4 thoughts on “Social Conflict, Original Sin, and the Libertarian Ideal

  1. nokareon

    Your analogy strikes deep to the heart of the progenitor narrative of the entire Bible. In the beginning, God himself walked with humanity, and this direct knowledge of him was the Good for humanity, the standard of good and evil. However, the significance encoded in the symbol of humanity seizing the fruit of the tree of the knowledge of good and evil is the declaration that humankind would be a law unto itself—its own determiner of what is good and what is evil. From Nimrod to Augustus, Nazi Germany to mass school shootings, this seizure of autonomy and self-aggrandizement has played out throughout history over and over again to detrimental effect in every society.
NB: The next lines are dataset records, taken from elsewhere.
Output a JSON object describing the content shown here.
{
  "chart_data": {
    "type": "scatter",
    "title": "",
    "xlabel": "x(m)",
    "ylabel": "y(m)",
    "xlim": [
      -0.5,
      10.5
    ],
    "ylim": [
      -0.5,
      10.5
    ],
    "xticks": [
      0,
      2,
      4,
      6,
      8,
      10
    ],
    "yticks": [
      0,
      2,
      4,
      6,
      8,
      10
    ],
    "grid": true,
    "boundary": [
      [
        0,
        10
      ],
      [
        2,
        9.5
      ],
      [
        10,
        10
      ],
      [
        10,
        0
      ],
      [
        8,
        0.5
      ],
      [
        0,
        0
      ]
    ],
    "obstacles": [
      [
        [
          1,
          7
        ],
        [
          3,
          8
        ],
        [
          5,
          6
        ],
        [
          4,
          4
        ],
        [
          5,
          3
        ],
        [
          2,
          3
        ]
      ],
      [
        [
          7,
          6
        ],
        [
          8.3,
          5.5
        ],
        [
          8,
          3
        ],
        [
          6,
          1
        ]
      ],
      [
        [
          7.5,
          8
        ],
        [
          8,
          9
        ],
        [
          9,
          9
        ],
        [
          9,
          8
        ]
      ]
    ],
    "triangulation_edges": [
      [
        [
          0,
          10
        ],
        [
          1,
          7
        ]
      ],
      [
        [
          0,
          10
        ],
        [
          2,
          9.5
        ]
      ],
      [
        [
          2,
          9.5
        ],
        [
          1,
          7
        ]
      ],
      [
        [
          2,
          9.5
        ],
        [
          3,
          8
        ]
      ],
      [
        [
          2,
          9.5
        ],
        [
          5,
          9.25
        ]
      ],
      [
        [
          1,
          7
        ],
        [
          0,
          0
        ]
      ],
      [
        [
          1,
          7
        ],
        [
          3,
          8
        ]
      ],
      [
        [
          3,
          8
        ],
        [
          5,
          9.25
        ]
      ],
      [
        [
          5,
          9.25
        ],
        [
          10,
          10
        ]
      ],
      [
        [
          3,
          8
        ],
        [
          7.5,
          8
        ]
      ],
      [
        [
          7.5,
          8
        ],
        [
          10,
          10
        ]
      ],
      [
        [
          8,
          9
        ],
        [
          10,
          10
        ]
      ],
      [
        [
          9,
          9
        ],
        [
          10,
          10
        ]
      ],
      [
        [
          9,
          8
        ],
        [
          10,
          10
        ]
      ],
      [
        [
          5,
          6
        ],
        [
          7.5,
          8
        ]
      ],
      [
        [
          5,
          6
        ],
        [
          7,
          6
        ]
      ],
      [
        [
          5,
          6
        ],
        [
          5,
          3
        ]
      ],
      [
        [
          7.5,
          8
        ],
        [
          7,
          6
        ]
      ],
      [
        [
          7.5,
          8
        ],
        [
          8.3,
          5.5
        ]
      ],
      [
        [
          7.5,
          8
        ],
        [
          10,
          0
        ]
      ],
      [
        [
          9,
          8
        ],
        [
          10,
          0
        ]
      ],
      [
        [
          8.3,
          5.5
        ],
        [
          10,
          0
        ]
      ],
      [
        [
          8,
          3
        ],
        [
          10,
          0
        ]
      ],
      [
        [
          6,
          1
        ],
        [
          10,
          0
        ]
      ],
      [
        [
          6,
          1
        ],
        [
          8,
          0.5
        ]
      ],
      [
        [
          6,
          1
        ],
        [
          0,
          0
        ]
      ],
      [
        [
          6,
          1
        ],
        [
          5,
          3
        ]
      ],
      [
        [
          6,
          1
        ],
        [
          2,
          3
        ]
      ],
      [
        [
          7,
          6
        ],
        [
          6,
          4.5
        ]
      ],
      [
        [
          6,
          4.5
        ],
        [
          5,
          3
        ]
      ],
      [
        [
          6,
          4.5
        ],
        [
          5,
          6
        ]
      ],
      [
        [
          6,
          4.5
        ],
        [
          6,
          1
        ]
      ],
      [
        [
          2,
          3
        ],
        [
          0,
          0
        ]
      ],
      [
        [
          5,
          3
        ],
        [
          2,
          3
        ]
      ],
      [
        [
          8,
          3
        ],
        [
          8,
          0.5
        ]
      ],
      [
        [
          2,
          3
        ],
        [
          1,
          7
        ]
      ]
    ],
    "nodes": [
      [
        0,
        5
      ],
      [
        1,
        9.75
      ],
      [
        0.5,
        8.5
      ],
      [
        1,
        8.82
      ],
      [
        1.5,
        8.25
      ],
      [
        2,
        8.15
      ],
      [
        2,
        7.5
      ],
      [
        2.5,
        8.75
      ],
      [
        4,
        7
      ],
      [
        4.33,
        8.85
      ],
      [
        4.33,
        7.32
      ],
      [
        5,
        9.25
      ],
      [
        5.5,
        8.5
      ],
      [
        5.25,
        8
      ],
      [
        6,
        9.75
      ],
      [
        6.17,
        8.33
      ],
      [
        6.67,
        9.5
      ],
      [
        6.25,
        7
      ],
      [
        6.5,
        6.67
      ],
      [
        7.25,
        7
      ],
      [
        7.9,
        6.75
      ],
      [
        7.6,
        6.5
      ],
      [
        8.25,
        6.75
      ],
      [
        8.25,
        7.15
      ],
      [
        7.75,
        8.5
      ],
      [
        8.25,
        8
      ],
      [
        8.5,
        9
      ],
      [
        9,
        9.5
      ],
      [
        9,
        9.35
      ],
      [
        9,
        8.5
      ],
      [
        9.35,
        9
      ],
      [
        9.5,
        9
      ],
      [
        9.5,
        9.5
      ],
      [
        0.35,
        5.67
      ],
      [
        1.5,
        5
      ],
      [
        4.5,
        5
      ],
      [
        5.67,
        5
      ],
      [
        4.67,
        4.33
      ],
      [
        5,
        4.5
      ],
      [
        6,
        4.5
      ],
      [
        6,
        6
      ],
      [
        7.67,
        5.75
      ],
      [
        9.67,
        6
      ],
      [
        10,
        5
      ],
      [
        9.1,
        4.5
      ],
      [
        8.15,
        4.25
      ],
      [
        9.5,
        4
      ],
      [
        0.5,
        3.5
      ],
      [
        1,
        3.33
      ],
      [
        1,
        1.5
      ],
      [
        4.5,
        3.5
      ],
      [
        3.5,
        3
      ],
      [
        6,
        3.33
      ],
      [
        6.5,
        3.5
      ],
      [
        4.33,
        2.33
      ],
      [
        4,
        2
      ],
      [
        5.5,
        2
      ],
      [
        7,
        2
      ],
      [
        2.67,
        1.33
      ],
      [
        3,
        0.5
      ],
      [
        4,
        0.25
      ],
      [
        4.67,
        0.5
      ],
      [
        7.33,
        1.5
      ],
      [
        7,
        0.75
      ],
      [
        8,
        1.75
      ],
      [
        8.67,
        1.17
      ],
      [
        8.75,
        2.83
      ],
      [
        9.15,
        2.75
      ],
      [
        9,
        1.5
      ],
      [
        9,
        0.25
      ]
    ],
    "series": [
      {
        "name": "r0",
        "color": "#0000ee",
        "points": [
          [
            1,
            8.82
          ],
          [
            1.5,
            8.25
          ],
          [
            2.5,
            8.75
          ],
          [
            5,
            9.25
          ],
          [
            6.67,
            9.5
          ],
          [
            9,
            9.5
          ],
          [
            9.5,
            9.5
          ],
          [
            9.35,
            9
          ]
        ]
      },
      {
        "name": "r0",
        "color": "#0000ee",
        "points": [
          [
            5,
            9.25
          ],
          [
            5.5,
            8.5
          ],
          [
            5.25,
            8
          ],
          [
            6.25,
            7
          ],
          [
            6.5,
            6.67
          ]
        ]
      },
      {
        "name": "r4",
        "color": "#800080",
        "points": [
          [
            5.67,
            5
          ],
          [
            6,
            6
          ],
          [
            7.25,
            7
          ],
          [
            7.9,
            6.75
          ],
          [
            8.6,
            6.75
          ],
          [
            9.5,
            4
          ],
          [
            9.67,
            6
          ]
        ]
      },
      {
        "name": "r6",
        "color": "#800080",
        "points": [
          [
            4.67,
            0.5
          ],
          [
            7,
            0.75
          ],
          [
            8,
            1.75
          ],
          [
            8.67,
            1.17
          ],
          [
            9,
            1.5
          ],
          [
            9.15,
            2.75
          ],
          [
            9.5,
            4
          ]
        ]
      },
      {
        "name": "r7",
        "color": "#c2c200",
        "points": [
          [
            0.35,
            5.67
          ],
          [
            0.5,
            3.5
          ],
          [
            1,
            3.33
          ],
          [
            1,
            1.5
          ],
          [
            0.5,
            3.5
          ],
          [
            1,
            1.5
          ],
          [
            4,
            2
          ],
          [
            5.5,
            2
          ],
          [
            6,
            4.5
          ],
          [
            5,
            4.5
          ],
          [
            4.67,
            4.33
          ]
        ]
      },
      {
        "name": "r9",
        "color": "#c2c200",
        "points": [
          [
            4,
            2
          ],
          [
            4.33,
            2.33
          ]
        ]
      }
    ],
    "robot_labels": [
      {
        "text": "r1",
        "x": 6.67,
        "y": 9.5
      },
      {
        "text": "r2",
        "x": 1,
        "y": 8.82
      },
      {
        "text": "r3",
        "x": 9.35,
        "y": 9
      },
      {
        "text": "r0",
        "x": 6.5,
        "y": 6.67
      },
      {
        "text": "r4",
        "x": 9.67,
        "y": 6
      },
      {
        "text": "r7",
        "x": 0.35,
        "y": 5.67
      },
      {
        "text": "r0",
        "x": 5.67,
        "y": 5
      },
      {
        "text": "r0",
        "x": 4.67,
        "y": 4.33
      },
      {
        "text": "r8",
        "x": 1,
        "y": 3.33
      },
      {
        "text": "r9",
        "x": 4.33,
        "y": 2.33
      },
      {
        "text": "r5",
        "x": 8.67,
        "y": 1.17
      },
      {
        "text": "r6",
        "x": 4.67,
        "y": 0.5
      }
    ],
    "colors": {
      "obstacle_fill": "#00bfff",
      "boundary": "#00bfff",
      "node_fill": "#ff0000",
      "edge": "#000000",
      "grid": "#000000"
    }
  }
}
    I wonder if you would assent to calling freedom in Christ—the freedom from simply doing what one wants to the freedom to do as one ought—a type of *virtue ethics*. I find that conceiving of Christian living as a mode of virtue ethics, like a cruciformed Aristotelean Nicomachean Ethics, is a very profitable approach for a Christian’s vocation as a pocket of new creation on the earth.


  2. Dick Hotchkiss

    Dear Ifaqtheology (Ron Highfield?)

    I was sorry to read of your chagrin regarding this topic, but I do absolutely share your frustrations (putting it mildly), and agree wholeheartedly. One wondered if you had by any chance read the 19th century Chamber’s essay entitled “Progress and Stability”. It kind of talks about this aspect of society in a Ruskin ‘Five Lamps’ manner. The needfulness of (ancient) happiness and where it comes from, and our place in a ‘civilized society’. But more poignantly, have you read Bishop RC Ryle’s book “Holiness” chapter one entitled “Sin”. I can find no other better… Please have a look if possible and let me know what you feel? This book is described as the second best book ever written, and I cannot disagree. And almost finally, chapters 1-5 incl. of Carl Gustav Jung’s 1959 (English) “Aion”. Part 2 Vol 9 Collected Works. See the last two paragraphs of chapter 5 if nothing else (unfortunately I can’t quote them) but Jung explains what can go wrong with ‘free will’: he particularly mentions “the will” , “the self” and the important process of “individuation”. These first five chapters are a ‘tour de force’ of historical Christian pseudo-psychology that in no way compromises God or Christ, as many uneducated folks claim. It is my personal belief that Jung was a believer, quoting scripture frequently he never criticises it, and even apologizes several times. I don’t agree with the syzygy concept (it is unecessarily complicated) but I can fully appreciate where it comes from and how useful it is. I do however agree with what he says about “the world being torn into opposing halves” not the least of which because Jesus said that was his own mission (viz. “I come not to bring peace, but emnity between…”). Best Regards Dr J Smalhouse


    1. ifaqtheology Post author

      Dr Smalhouse:

      Thank you for this intelligent and well-informed comment! I have to admit that I have never read the Chambers essay. But I shall! I will also note the other works, and as I gain access, take a look.

      Ron H


  3. Dick Hotchkiss

    Dear Sir Please forgive me, I’ve misquoted a reference, the correct book is-

    Chambers’s, Papers for the People. Edinburgh (publ. CHAMBERS) 1850. Vols 1-5. Vol 1. Essay 4 “Education Of The Citizen”. (topic as quoted, progress, order and stability).

    I have been been able to find this digitally available free on-line. And believe it might serve you. Regards &c.